Quatre ans ont passé depuis la crise de 2010, et l'intégration des communautés Roms s'est imposée comme une priorité pour tous les gouvernements de l'UE. Ils se sont engagés sur des stratégies nationales pour aider la scolarisation des Roms, leur donner des emplois et leur faciliter l'accès aux soins de santé et aux logements, avait dit Viviane Reding, selon l’AFP. "Il faut que ces stratégies ne restent pas sur le papier et, pour cela, il faut de la détermination politique", avait-elle poursuivi. "Si quelques miracles ont été enregistrés, beaucoup de problèmes demeurent et ils sont loin d'être résolus."

Pour Amnesty International, l’UE a eu le tort jusqu’alors d’"hésiter à remettre en cause ses États membres au sujet de la discrimination systémique et criante dont sont victimes les Roms". Elle a pourtant plusieurs moyens législatifs de réagir, que ce soit contre la violence ou contre les discriminations.
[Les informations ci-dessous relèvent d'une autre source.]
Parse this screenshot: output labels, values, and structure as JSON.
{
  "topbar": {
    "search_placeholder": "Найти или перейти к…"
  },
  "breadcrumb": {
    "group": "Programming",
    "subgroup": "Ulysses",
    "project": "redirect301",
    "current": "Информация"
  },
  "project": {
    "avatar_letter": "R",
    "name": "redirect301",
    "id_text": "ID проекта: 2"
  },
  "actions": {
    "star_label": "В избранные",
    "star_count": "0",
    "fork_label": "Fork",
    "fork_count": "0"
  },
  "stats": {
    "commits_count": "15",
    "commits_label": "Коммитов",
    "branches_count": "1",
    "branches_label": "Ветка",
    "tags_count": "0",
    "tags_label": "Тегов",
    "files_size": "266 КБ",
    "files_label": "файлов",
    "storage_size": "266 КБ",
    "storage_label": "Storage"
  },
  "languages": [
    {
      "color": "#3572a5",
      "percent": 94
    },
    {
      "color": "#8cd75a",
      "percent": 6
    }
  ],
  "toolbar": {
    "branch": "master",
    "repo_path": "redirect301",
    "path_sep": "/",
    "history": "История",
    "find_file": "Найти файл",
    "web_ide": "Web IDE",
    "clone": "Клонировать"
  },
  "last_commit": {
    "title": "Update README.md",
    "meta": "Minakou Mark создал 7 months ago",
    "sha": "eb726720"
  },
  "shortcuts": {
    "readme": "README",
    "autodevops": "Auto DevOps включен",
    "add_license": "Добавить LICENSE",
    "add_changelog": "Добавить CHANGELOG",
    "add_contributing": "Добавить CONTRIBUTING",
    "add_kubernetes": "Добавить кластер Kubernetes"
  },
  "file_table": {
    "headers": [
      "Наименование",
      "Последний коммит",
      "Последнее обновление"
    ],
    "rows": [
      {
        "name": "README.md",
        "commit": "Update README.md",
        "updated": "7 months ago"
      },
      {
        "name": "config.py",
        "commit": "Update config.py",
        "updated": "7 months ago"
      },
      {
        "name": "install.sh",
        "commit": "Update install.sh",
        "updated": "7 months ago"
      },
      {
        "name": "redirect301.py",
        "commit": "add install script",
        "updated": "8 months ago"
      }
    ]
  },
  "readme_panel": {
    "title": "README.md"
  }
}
La Commission européenne pourrait théoriquement prendre des mesures sévères, par la procédure d’infraction, quand les gouvernements n'appliquent pas correctement le droit européen en matière de prévention et de sanction de la discrimination à l'égard des personnes et des communautés roms et notamment la directive sur l’égalité raciale, adoptée en 2000 et destinée à combattre la discrimination raciale dans tous les domaines, notamment l'emploi, l’éducation et l’accès aux biens et services. Amnesty affirme que, "selon cette directive, les États doivent éviter d'expulser de force des communautés roms" et "mettre un terme à la ségrégation des enfants roms dans les écoles", pratiquée encore en Grèce, Hongrie, République tchèque et Slovaquie.

Par ailleurs, en 2008, le Conseil de l'Union européenne a adopté une décision-cadre (2008/913/JAI) sur la lutte contre le racisme et la xénophobie au moyen du droit pénal, dont l’article 4 dit que les États membres doivent "faire en sorte que la motivation raciste et xénophobe soit considérée comme une circonstance aggravante ou, à défaut, que cette motivation puisse être prise en considération par la justice pour la détermination des peines". Malgré cela, il n’y a pas encore d’enquêtes approfondies sur les crimes de haine présumés. Amnesty International demande ainsi à ce que cette décision soit revue et à ce que sa nouvelle version "interdise tous les crimes à caractère discriminatoire, quel que soit le motif de discrimination" et impose aux États "d'enquêter systématiquement sur le mobile discriminatoire présumé d'un crime".

"Comme le montre ce rapport, il est plus urgent que jamais que la Commission européenne et les États membres fassent preuve de la volonté politique nécessaire pour traduire en actes les engagements législatifs", estime Amnesty.